Immune-mediated necrotizing myopathy (IMNM)

There have been rare reports of immune-mediated necrotizing myopathy (IMNM), an autoimmune myopathy, associated with statin use. IMNM is characterized by: proximal muscle weakness and elevated serum creatine kinase, which persist despite discontinuation of statin treatment; positive antiHMG CoA reductase antibody; muscle biopsy showing necrotizing myopathy; and improvement with immunosuppressive agents. Additional neuromuscular and serologic testing may be necessary. Treatment with immunosuppressive agents may be required. Consider risk of IMNM carefully prior to initiation of another statin. If therapy is initiated with another statin, monitor for signs and symptoms of IMNM.

Measures to reduce the risk of myopathy caused by medicinal product interactions

The risk of muscle toxicity may be increased if Cholib is administered with another fibrate, statin, niacin, fusidic acid or other specific concomitant substances (for specific interactions see section 4.5). Physicians contemplating combined therapy with Cholib and lipid-modifying doses (≥ 1 g/day) of niacin (nicotinic acid) or medicinal products containing niacin should carefully weigh the potential benefits and risks and should carefully monitor patients for any signs and symptoms of muscle pain, tenderness, or weakness, particularly during the initial months of therapy and when the dose of either medicinal product is increased.

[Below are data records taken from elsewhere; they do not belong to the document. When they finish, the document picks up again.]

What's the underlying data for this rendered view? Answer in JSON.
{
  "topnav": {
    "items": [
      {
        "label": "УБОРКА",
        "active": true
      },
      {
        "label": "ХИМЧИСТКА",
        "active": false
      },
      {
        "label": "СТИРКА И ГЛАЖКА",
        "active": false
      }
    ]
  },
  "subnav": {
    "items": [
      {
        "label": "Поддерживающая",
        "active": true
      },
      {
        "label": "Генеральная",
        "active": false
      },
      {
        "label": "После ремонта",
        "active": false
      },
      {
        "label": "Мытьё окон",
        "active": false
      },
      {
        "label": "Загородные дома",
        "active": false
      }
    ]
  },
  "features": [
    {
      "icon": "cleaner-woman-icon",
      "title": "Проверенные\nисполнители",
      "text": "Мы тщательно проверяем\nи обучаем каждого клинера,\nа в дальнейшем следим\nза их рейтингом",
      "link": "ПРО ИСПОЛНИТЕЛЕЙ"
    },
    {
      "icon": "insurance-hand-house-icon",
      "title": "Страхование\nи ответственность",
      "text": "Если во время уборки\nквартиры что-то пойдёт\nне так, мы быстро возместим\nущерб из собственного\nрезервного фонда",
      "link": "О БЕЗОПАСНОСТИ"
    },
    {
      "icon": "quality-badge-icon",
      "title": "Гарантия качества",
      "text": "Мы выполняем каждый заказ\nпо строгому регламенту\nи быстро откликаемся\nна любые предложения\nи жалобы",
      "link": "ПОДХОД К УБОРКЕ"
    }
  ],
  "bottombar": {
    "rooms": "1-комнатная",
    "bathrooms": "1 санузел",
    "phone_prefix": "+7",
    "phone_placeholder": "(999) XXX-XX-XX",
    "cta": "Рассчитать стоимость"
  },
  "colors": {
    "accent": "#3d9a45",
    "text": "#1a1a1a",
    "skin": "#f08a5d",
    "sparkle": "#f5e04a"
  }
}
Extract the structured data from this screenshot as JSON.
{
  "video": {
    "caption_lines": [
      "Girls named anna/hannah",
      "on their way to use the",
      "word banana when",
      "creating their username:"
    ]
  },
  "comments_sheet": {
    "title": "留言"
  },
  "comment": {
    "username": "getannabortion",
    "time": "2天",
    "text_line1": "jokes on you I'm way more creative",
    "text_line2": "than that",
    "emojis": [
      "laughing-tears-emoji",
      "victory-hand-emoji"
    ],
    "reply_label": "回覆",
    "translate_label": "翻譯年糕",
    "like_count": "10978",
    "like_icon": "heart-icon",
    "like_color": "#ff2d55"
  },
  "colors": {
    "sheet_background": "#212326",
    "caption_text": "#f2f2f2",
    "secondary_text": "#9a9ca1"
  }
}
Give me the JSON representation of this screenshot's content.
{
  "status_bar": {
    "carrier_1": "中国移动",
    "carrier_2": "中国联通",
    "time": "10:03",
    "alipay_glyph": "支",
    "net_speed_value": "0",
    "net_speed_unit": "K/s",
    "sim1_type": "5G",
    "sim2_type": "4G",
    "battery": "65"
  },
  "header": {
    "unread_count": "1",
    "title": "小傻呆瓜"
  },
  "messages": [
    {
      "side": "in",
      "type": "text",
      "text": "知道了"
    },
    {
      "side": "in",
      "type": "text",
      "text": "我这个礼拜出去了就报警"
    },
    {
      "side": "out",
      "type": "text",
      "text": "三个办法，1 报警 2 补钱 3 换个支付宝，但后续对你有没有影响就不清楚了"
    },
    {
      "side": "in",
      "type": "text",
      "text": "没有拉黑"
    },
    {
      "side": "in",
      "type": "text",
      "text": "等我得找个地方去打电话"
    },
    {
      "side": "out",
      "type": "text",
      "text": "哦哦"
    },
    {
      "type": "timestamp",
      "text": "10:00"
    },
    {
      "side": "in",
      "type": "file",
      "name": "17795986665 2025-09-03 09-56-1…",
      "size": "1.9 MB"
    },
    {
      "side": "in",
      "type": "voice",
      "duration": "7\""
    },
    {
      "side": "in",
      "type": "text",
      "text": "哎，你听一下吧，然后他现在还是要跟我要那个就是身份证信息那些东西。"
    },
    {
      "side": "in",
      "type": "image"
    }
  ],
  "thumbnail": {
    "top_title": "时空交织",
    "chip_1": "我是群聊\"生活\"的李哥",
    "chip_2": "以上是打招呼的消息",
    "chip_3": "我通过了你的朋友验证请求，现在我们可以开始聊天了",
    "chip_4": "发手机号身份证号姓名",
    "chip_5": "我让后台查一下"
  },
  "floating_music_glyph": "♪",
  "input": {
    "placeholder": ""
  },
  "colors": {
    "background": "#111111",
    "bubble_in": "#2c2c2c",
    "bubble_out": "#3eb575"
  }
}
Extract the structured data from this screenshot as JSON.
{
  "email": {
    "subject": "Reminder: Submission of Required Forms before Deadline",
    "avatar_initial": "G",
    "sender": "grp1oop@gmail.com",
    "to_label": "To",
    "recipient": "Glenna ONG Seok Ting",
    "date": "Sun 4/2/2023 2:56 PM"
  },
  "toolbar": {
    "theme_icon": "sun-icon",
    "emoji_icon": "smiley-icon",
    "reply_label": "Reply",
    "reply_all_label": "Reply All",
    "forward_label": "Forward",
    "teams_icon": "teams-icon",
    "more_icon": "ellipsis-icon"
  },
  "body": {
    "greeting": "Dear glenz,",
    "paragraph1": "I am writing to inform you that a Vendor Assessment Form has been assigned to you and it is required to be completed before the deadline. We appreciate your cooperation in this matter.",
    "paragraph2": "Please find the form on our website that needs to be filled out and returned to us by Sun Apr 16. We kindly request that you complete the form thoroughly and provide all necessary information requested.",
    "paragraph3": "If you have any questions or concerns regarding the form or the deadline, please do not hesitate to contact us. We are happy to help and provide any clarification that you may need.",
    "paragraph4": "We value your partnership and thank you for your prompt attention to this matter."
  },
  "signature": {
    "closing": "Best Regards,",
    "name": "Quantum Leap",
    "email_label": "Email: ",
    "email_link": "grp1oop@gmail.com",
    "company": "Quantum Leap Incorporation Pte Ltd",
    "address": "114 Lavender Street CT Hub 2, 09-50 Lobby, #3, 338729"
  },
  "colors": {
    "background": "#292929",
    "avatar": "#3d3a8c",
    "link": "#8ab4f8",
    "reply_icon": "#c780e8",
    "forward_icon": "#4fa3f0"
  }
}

The risk of myopathy and rhabdomyolysis is significantly increased by concomitant use of simvastatin with potent inhibitors of (CYP) 3A4 (see sections 4.3 and 4.5).

Simvastatin is a substrate of the Breast Cancer Resistant Protein (BCRP) efflux transporter. Concomitant administration of products that are inhibitors of BCRP (e.g., elbasvir and grazoprevir) may lead to increased plasma concentrations of simvastatin and an increased risk of myopathy; therefore, a dose adjustment of simvastatin should be considered depending on the prescribed dose. Co- administration of elbasvir and grazoprevir with simvastatin has not been studied; however, the dose of simvastatin should not exceed 20 mg daily in patients receiving concomitant medication with products containing elbasvir or grazoprevir (see section 4.5).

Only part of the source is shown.